Nos televisores e monitores modernos, o brilho típico normalmente varia entre 300 e 400 cd/m² (candelas por metro quadrado). Alguns fabricantes ainda expressam o brilho em nits, um termo mais antigo que é tecnicamente equivalente a cd/m². Neste artigo utilizamos cd/m², a unidade oficial do Sistema Internacional de Unidades (SI) para medir a luminância.

O brilho típico é a especificação mais útil para o uso cotidiano, pois representa o nível de brilho que o usuário verá em condições normais de funcionamento. Ao contrário do brilho máximo, que só é atingido em situações específicas, o brilho típico fornece uma indicação muito mais realista de quão brilhante uma TV ou monitor será durante o uso diário.

Brilho máximo da tela

O brilho máximo é o nível mais alto de brilho que uma televisão ou monitor pode produzir em condições de teste. Normalmente, ele é medido com o brilho e o contraste ajustados para os valores máximos enquanto é exibida uma imagem de teste totalmente branca ou, mais frequentemente, uma pequena janela branca de teste.

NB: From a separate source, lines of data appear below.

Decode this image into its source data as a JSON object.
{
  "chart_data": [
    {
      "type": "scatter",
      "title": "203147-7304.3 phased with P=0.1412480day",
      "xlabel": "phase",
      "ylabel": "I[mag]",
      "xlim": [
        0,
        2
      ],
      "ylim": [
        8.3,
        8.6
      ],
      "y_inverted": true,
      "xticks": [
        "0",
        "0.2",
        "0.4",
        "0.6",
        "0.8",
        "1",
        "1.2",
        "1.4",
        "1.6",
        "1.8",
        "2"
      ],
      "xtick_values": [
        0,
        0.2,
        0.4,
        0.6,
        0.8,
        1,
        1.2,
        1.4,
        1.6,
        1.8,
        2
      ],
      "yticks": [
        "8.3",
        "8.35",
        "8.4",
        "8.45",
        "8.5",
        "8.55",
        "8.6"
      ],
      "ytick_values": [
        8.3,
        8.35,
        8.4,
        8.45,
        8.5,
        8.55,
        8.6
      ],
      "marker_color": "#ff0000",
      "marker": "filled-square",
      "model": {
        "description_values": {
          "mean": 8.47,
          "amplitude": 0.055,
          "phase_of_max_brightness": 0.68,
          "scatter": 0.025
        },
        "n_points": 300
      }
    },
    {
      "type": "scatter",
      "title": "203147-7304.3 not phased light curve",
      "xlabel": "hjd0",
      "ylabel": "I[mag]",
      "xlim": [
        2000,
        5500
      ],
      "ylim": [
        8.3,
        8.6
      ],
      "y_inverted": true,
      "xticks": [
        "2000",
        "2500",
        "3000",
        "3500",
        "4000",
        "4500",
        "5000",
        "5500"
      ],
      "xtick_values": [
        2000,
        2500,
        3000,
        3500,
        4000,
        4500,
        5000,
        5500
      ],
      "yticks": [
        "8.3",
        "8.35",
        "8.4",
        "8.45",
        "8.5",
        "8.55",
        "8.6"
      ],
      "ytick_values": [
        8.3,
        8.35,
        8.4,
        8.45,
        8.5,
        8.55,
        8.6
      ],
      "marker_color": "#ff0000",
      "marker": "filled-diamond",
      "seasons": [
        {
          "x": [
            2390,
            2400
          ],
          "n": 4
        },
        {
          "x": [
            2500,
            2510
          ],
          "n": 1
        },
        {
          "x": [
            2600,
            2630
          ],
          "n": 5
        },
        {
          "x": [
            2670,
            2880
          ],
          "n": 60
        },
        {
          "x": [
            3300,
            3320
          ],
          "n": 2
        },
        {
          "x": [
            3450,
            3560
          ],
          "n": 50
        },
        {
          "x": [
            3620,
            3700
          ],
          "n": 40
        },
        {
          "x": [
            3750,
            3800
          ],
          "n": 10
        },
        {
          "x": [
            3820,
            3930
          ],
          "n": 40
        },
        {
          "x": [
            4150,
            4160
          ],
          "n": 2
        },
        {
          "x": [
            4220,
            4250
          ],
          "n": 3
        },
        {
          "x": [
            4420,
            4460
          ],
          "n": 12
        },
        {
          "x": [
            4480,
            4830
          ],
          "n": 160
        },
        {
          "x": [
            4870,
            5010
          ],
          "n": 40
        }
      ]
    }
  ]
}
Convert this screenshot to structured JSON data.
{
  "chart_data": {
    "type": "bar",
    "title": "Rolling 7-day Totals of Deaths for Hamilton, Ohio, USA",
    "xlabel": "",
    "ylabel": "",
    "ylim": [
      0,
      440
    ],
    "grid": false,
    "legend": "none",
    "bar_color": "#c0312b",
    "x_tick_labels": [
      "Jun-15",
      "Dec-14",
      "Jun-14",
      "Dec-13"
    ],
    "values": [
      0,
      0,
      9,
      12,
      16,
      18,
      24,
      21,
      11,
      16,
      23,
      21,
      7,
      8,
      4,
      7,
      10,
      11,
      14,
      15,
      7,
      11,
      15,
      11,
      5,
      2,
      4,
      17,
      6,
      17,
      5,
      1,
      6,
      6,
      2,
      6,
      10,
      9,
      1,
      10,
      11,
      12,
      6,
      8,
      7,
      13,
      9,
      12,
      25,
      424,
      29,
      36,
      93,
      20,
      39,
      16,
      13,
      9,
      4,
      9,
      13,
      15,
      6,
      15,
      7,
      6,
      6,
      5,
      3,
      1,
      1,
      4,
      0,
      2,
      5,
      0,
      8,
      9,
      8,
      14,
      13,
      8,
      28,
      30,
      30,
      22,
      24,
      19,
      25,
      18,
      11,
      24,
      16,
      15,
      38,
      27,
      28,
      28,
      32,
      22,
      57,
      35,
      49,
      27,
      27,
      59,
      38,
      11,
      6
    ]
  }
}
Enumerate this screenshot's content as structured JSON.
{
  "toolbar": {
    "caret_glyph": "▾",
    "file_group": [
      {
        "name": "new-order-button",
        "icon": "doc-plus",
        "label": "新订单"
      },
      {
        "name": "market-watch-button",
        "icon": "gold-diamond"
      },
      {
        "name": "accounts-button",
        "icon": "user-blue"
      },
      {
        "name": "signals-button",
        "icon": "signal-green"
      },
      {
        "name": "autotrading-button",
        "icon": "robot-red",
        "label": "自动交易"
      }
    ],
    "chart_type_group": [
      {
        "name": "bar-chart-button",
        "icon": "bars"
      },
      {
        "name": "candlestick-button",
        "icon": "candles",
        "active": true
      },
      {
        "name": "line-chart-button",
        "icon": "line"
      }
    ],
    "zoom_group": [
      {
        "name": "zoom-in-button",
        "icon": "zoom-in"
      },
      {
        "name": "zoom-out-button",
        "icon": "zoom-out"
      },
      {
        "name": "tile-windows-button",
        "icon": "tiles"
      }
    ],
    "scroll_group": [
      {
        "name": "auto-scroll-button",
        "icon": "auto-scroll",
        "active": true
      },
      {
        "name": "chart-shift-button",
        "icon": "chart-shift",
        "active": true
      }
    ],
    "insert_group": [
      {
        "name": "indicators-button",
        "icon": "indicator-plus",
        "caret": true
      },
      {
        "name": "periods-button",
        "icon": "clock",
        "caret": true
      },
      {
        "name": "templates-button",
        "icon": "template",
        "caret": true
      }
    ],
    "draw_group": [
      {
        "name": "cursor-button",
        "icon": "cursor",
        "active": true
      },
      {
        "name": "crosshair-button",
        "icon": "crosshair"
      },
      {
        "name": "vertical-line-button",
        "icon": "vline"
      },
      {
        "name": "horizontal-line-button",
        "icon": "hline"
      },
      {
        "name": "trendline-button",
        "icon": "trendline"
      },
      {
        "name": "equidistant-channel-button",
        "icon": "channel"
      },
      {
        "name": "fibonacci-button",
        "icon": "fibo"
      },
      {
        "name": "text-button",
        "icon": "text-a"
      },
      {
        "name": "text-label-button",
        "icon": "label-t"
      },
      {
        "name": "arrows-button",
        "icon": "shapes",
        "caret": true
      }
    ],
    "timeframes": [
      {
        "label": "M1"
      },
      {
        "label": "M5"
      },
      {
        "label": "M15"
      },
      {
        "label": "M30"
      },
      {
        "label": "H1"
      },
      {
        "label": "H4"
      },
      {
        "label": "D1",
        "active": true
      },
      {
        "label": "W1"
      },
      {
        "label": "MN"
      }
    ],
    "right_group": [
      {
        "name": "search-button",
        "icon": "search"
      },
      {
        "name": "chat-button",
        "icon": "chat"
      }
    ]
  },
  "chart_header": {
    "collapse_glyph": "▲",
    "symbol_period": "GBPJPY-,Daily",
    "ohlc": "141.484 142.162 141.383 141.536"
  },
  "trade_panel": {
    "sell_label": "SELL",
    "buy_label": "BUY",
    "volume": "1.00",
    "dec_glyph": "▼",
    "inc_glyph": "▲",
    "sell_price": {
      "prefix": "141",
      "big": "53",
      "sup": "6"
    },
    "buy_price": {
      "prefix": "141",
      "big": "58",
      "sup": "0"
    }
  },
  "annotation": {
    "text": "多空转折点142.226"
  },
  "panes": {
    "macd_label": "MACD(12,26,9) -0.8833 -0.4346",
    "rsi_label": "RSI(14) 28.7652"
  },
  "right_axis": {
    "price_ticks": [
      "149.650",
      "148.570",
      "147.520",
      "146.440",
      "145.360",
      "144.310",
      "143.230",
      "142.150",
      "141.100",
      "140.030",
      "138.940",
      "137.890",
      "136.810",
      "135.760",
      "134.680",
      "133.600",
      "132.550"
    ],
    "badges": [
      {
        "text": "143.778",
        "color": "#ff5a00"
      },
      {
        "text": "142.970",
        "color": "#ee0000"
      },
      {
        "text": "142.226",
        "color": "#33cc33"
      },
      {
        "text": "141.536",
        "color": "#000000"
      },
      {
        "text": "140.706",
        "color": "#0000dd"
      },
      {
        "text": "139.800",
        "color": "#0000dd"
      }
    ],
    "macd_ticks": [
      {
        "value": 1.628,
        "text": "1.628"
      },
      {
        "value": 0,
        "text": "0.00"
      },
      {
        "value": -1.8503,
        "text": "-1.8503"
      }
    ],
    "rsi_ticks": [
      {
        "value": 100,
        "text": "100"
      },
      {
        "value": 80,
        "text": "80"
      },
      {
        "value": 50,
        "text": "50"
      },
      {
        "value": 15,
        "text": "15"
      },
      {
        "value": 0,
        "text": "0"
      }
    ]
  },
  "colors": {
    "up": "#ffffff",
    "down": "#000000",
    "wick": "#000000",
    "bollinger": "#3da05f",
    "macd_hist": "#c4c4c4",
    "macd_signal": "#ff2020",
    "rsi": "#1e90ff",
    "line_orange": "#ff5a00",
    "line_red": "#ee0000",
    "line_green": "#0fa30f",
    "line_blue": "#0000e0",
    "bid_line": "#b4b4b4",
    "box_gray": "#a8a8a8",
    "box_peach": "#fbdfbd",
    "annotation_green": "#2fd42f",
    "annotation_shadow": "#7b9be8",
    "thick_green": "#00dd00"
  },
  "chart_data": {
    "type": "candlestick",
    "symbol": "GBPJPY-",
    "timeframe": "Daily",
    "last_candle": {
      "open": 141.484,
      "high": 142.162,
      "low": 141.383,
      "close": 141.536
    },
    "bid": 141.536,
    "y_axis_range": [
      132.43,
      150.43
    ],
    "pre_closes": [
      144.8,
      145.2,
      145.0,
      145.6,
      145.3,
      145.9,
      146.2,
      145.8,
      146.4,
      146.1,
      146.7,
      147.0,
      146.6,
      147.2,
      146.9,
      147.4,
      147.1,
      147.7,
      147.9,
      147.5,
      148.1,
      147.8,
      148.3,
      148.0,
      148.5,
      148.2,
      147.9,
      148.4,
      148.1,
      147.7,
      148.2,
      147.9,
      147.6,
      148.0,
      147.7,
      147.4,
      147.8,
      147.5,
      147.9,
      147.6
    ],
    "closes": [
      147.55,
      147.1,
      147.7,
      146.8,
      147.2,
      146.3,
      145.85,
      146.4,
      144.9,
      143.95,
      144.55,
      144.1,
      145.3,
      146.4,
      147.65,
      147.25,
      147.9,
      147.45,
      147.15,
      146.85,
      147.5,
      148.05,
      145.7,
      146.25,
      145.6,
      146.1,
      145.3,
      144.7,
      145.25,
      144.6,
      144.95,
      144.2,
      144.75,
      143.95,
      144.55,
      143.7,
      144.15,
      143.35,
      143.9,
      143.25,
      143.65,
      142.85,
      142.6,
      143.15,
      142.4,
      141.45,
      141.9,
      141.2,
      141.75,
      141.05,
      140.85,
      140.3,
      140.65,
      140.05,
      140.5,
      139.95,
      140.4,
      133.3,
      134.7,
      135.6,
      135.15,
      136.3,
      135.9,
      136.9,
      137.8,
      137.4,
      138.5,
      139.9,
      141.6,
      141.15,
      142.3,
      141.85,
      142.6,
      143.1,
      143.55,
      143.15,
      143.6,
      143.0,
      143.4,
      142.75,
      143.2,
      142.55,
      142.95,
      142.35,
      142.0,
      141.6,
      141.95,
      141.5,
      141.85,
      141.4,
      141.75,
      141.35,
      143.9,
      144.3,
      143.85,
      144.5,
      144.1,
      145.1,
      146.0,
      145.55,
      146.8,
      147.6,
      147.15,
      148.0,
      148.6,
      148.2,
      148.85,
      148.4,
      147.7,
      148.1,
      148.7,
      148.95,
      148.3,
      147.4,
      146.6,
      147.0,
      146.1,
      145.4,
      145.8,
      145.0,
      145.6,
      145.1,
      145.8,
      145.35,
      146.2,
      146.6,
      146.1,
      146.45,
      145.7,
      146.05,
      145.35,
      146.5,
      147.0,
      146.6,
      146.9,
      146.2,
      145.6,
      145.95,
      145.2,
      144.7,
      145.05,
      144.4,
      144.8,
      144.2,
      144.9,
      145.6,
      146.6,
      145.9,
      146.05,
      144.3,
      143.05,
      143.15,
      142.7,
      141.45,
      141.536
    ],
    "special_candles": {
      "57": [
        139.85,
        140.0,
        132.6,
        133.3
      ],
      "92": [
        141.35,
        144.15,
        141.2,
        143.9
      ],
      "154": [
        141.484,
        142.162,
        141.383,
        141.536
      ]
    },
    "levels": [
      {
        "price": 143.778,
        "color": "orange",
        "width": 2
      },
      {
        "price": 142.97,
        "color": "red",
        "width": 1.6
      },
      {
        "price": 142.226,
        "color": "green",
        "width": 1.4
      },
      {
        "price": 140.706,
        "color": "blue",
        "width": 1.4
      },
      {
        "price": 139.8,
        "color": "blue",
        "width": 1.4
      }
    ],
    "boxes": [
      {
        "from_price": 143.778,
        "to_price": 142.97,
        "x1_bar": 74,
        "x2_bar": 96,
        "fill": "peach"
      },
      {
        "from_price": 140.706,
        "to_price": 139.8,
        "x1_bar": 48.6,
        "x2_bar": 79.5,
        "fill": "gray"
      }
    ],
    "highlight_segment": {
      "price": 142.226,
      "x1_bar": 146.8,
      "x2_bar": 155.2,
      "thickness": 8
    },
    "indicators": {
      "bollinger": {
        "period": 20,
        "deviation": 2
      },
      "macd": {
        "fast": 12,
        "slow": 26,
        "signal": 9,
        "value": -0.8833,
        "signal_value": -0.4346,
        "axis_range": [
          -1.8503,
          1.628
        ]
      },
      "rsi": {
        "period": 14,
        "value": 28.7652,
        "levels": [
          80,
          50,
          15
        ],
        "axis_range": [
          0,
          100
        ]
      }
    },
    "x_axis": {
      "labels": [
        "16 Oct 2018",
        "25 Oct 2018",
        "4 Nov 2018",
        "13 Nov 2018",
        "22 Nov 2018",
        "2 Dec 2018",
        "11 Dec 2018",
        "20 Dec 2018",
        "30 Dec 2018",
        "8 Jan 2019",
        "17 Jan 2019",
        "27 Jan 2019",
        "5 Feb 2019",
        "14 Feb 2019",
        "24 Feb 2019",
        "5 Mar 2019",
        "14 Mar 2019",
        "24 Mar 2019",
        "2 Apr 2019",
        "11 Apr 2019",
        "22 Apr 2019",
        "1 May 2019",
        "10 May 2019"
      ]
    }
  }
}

No uso cotidiano, a tela praticamente nunca exibe conteúdo nessas condições, portanto o brilho máximo anunciado pelo fabricante raramente é alcançado durante a visualização normal. Mesmo assim, os fabricantes frequentemente destacam essa especificação em seus materiais de marketing, por exemplo anunciando uma TV com brilho máximo de 2.000 cd/m², sem explicar a metodologia exata utilizada para obter esse valor.

Embora o brilho máximo possa fornecer uma ideia geral da capacidade máxima de emissão de luz da tela, ele não é o melhor indicador do desempenho em condições reais. Um brilho máximo mais elevado geralmente significa que a tela possui uma retroiluminação mais potente ou, no caso de telas autoemissivas, é capaz de produzir realces mais brilhantes. No entanto, esse valor não indica o quão brilhante a tela será durante o uso diário.

No caso das telas OLED, os fabricantes costumam ser mais cautelosos ao divulgar o brilho máximo. Embora os painéis OLED possam produzir realces extremamente brilhantes por curtos períodos, manter níveis muito elevados de brilho por longos períodos aumenta a geração de calor, acelera o envelhecimento do painel e eleva o risco de retenção permanente de imagem (burn-in). Por esse motivo, as TVs OLED limitam automaticamente o brilho para proteger o painel.

Brilho mínimo da tela

O brilho mínimo é o menor nível de brilho que uma televisão ou monitor pode produzir. Ele é medido com o brilho e o contraste ajustados para os valores mínimos enquanto é exibida uma imagem branca. Na maioria das telas, esse nível é de aproximadamente 100 cd/m², embora o valor exato dependa do modelo.

Do ponto de vista prático, o brilho mínimo tem pouca importância. Ele raramente é utilizado fora dos testes de laboratório e praticamente não influencia a experiência de visualização no dia a dia. Por isso, deve ser considerado apenas uma especificação de referência, e não um fator importante na comparação entre televisores ou monitores.